Foreign policy expert Ian Bremmer called the summit the "geopolitical equivalent of the Comey firing" and said that it would "really damage...important long-term relationship[s]".

Political scientist Brian Klaas stated: "By attacking allies while championing Russia, Trump made the G-7 summit a disaster—but he fulfilled Vladimir Putin's biggest fantasy. An absolute disgrace."

Former United States Deputy Secretary of State Strobe Talbott wrote: "[Trump] is the democratic world's worst nightmare. He has crippled NATO, the North Atlantic community, the European Union and now the G-7. In Putin's zero-sum worldview, that is a dream come true."

== Merkel-Trump stare down photo ==
On 9 June, Angela Merkel posted a photo of the second day of the G7 meeting on her Instagram account; the caption saying "Day two of the G7 summit in Canada: spontaneous meeting between two working sessions". The image shows Merkel with her hands pressed on the table staring down at Trump, who in turn is staring back while sitting with his arms crossed. The image also showed Abe, John Bolton, May, and Macron surrounding the two leaders, although Abe's "look of uncertainty" was notably singled out. The image was taken by German photographer Jesco Denzel. The photo quickly became viral.

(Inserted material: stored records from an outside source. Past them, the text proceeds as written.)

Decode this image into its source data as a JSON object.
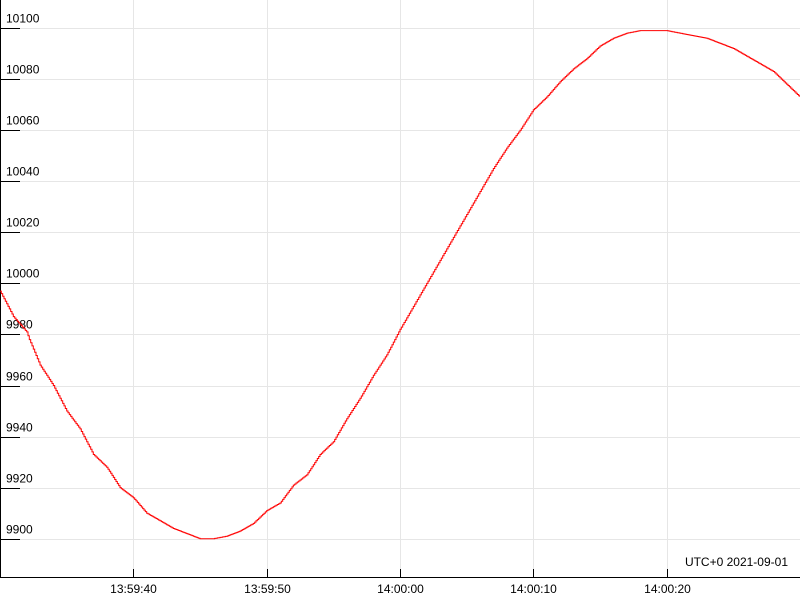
{
  "chart_data": {
    "type": "line",
    "title": "",
    "xlabel": "",
    "ylabel": "",
    "timezone_label": "UTC+0 2021-09-01",
    "x_ticks": [
      "13:59:40",
      "13:59:50",
      "14:00:00",
      "14:00:10",
      "14:00:20"
    ],
    "x_tick_seconds": [
      -20,
      -10,
      0,
      10,
      20
    ],
    "xlim_seconds": [
      -30,
      30
    ],
    "y_ticks": [
      9900,
      9920,
      9940,
      9960,
      9980,
      10000,
      10020,
      10040,
      10060,
      10080,
      10100
    ],
    "ylim": [
      9885,
      10111
    ],
    "grid": true,
    "series": [
      {
        "color": "#ff0000",
        "step": true,
        "x": [
          -30.0,
          -29.0,
          -28.0,
          -27.8,
          -27.0,
          -26.0,
          -25.0,
          -24.0,
          -23.0,
          -22.0,
          -21.0,
          -20.0,
          -19.0,
          -18.0,
          -17.0,
          -16.0,
          -15.0,
          -14.0,
          -13.0,
          -12.0,
          -11.0,
          -10.0,
          -9.0,
          -8.0,
          -7.0,
          -6.0,
          -5.0,
          -4.0,
          -3.0,
          -2.0,
          -1.0,
          0.0,
          1.0,
          2.0,
          3.0,
          4.0,
          5.0,
          6.0,
          7.0,
          8.0,
          9.0,
          10.0,
          11.0,
          12.0,
          13.0,
          14.0,
          15.0,
          16.0,
          17.0,
          18.0,
          19.0,
          20.0,
          21.0,
          22.0,
          23.0,
          24.0,
          25.0,
          26.0,
          27.0,
          28.0,
          29.0,
          30.0
        ],
        "y": [
          9997,
          9987,
          9981,
          9978,
          9968,
          9960,
          9950,
          9943,
          9933,
          9928,
          9920,
          9916,
          9910,
          9907,
          9904,
          9902,
          9900,
          9900,
          9901,
          9903,
          9906,
          9911,
          9914,
          9921,
          9925,
          9933,
          9938,
          9947,
          9955,
          9964,
          9972,
          9982,
          9991,
          10000,
          10009,
          10018,
          10027,
          10036,
          10045,
          10053,
          10060,
          10068,
          10073,
          10079,
          10084,
          10088,
          10093,
          10096,
          10098,
          10099,
          10099,
          10099,
          10098,
          10097,
          10096,
          10094,
          10092,
          10089,
          10086,
          10083,
          10078,
          10073
        ]
      }
    ]
  }
}
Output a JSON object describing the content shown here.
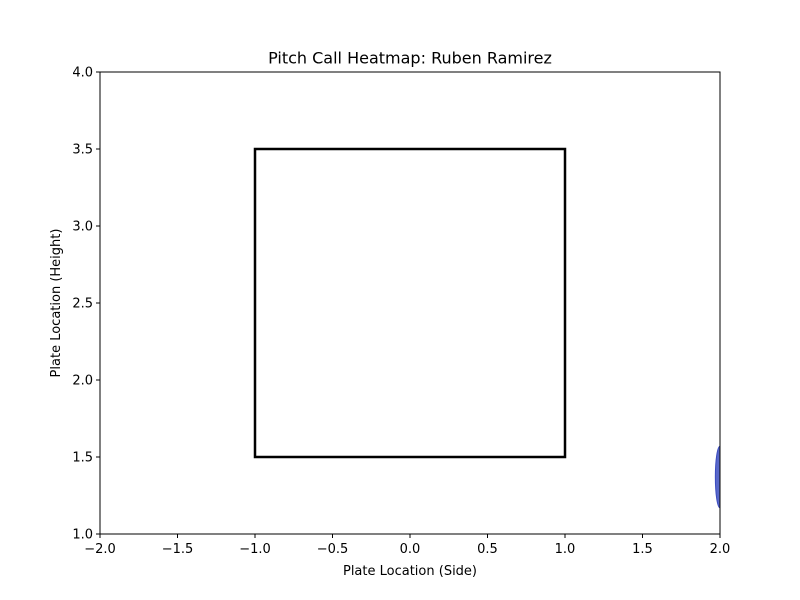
{
  "chart_data": {
    "type": "heatmap",
    "title": "Pitch Call Heatmap: Ruben Ramirez",
    "xlabel": "Plate Location (Side)",
    "ylabel": "Plate Location (Height)",
    "xlim": [
      -2.0,
      2.0
    ],
    "ylim": [
      1.0,
      4.0
    ],
    "x_ticks": [
      "−2.0",
      "−1.5",
      "−1.0",
      "−0.5",
      "0.0",
      "0.5",
      "1.0",
      "1.5",
      "2.0"
    ],
    "y_ticks": [
      "1.0",
      "1.5",
      "2.0",
      "2.5",
      "3.0",
      "3.5",
      "4.0"
    ],
    "grid": false,
    "strike_zone": {
      "x": [
        -1.0,
        1.0
      ],
      "y": [
        1.5,
        3.5
      ]
    },
    "density_blobs": [
      {
        "x": 2.0,
        "y": 1.37,
        "x_spread": 0.03,
        "y_spread": 0.2,
        "color": "#3b4cc0"
      }
    ]
  }
}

Some observers described the image as something out of a classical painting, with some Twitter users even parodying the image into a painting. Others used the image as an example to describe the tense G7 meeting, especially with regards to Trump. Similarly, Macron, Trump, Trudeau, Conte, and Abe also released their own photos (through their Twitter accounts or their photographers') of the G7 meeting in the same room but taken at different angles and moments. Trump commented on the viral image, stating that the photo was taken during a discussion that was "unrelated to anything". He further stated that while the image may seem unfriendly, everyone present were "simply talking".